If a pullback occurs, initial support is seen at the February low of 0.6890. Above 0.7150, technical targets are 0.7220 and 0.7400.
Governor Bullock is scheduled to speak later, and capital expenditure data is due tonight. The item notes it was produced using an AI tool and reviewed by an editor.
Last year, we saw a breakout in the Aussie dollar after a surprise inflation report pushed the currency above 0.7100. The market quickly priced in multiple rate hikes from the Reserve Bank of Australia, expecting the strength to continue. That move ultimately stalled near the 0.7150 peak seen in early 2025.
Implications For Derivatives Positioning
The situation today is quite different, even though the RBA cash rate now sits at 4.35%, higher than the 4.10% priced in back then. The latest quarterly inflation data for Q4 2025 showed headline CPI cooling to 3.4% year-over-year, which has put the RBA firmly on hold. This removes the main driver that caused last year’s aggressive buying.
Meanwhile, the U.S. Federal Reserve remains more hawkish, with their policy rate holding at 5.50% after a stronger-than-expected jobs report for January 2026 showed 225,000 new jobs were added. This interest rate difference heavily favors holding U.S. dollars over Australian dollars, limiting any significant Aussie rallies. The forward market is now pricing in a wider rate differential for at least the next six months.
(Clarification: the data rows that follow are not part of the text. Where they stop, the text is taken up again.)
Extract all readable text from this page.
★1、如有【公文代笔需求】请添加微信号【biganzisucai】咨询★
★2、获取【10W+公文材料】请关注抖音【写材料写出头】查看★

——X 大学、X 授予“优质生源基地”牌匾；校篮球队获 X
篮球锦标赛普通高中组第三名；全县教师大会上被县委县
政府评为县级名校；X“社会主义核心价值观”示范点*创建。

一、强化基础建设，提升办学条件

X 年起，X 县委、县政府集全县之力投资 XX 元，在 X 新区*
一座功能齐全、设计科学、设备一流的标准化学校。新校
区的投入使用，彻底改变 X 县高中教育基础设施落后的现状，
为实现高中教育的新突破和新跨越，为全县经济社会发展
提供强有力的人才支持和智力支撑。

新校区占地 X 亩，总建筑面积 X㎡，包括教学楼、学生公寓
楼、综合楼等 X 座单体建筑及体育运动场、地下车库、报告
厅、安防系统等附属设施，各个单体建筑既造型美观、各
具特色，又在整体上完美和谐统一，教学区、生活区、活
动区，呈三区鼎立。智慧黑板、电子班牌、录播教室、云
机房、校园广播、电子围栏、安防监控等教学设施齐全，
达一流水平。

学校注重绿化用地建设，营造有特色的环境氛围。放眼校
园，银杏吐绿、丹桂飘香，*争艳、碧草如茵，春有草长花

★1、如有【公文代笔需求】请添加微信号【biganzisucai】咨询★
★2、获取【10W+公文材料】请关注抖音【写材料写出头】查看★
For derivative traders, this suggests that buying outright call options on AUD/USD may be a difficult strategy in the coming weeks. Implied volatility has been creeping up, so selling call spreads with a ceiling around the 0.6800 level could be a way to collect premium. This strategy would profit if the Aussie dollar stays range-bound or moves lower.
We should also watch key commodity prices, as they are a major influence on the currency. Iron ore, a top Australian export, has recently fallen below $120 per tonne after trading near $140 for much of late 2025. This softening demand acts as another headwind against the Aussie dollar’s strength.
Given the current dynamics, the upside targets of 0.7220 and 0.7400 that seemed possible last year are now very distant. Traders might consider put options or put spreads to protect against a potential drop towards the 0.6500 support level we saw last October. The path of least resistance appears to be sideways to down.